Japan voiced “serious concern.” Australia warned of destabilization. Fiji issued a plea for “respect.” But perhaps the most biting commentary came from Kiribati, which has maintained close ties with Beijing since switching diplomatic recognition from Taiwan to China in 2019.
“The high seas in the Pacific are not isolated pockets of oceans,” the Kiribati government said in a formal statement. “We appeal to all countries involved in weapon testing to stop these acts to maintain world peace and stability.”
That statement marked a rare rebuke from one of China’s staunchest regional partners—indicating that Beijing may have overplayed its hand.
For over a decade, China has invested heavily in the South Pacific. From sports stadiums in Papua New Guinea to roads in Vanuatu and hospitals in the Solomon Islands, Beijing’s aid and development footprint has grown dramatically. But so too have concerns about what lies beneath the surface.
“China’s presence in the Pacific isn’t just about soft power anymore,” said New Zealand political analyst Talia Morgan. “It’s about positioning—for influence, for access, and now, apparently, for military signaling.”
Indeed, the missile test arrives against a backdrop of heightened tensions over Taiwan, new U.S. security pacts like AUKUS, and growing talk of a future military base in the Solomon Islands, where China signed a secretive security agreement in 2022.
Wellington, which has historically emphasized dialogue and diplomacy over confrontation, now finds itself grappling with a more assertive and unpredictable China.

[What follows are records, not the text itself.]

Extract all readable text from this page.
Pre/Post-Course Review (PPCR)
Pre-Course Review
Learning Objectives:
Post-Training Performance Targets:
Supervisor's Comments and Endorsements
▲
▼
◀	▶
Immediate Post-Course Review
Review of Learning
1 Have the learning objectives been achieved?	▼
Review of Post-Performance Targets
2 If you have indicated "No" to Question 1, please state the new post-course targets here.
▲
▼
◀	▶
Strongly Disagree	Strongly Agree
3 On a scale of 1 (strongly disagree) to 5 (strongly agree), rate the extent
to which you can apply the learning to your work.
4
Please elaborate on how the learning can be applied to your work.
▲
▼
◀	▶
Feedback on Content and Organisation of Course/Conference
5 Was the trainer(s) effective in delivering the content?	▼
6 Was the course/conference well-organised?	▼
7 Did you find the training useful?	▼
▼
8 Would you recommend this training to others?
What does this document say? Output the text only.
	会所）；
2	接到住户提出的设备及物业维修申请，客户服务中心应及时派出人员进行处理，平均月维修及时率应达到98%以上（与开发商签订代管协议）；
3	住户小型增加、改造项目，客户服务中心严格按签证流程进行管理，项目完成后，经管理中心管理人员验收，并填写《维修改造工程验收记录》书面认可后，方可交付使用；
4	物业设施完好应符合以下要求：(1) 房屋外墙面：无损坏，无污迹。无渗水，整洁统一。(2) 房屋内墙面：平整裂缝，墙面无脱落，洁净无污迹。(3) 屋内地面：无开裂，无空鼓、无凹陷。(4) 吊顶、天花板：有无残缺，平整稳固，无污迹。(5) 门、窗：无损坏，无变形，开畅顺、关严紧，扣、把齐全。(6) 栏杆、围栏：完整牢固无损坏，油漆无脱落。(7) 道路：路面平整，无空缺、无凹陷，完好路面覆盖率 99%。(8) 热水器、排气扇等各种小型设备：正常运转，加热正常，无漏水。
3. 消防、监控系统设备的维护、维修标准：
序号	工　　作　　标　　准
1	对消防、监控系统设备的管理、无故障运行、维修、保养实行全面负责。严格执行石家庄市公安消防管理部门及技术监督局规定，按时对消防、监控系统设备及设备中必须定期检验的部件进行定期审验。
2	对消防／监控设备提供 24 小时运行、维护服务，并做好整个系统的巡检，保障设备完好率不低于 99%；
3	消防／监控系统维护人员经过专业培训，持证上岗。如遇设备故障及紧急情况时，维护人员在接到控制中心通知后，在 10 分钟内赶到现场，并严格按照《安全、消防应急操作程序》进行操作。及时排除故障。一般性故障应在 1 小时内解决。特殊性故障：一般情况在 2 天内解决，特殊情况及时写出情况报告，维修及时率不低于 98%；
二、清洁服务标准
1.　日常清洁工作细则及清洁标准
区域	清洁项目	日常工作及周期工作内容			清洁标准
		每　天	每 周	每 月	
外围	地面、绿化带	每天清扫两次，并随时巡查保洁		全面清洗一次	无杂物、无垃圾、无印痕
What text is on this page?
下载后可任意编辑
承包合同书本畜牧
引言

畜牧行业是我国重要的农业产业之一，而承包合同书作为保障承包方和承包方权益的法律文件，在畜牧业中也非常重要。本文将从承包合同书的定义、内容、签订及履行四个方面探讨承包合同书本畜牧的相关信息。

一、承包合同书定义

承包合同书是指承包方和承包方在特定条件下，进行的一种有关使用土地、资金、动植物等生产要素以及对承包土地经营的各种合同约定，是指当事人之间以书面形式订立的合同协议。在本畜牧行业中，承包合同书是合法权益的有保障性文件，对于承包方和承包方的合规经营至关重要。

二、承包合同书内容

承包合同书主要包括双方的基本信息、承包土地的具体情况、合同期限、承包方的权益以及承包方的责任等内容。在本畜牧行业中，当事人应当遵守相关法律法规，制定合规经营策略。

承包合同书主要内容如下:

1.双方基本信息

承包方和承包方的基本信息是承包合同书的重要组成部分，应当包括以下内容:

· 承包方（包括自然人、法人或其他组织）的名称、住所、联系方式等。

The September 2024 launch may have been just one missile—but its geopolitical fallout is still rippling across the region.
Within weeks of the test, Australia and New Zealand initiated quiet diplomatic engagements with the U.S. and Japan to bolster early-warning systems and regional military exercises. New Zealand’s Defense White Paper, due in 2025, is widely expected to incorporate a section on China’s evolving missile posture.
Meanwhile, Pacific island nations are reassessing their security arrangements. The Pacific Islands Forum, traditionally focused on climate resilience and economic development, is now confronting a return to nuclear-era fears.
“It feels like we’re back in the 1970s,” said Marshall Islands climate diplomat Josephine Kabua, “except this time, it’s China—not the U.S. or France—reminding us that we’re pawns in a larger game.”
What does Beijing gain from this test? Analysts suggest the answer lies in deterrence.
By launching a missile into the Pacific—near U.S. territories like Hawaii and allied waters—China sent a not-so-subtle reminder: it possesses the capability to respond to any perceived encroachment on its sovereignty, particularly over Taiwan.
But deterrence is a double-edged sword. It can reassure—or provoke.
In the words of one unnamed New Zealand official, as quoted in the released briefing notes:
“While China may see this as strategic signaling, it is reckless in its disregard for the security and dignity of Pacific peoples.”
The September 2024 missile test shattered more than just the tranquility of the South Pacific skies. It cracked the illusion that China’s ambitions in the region were purely economic or diplomatic. Instead, it revealed a calculated willingness to wield hard power—even in spaces long protected by treaty and memory.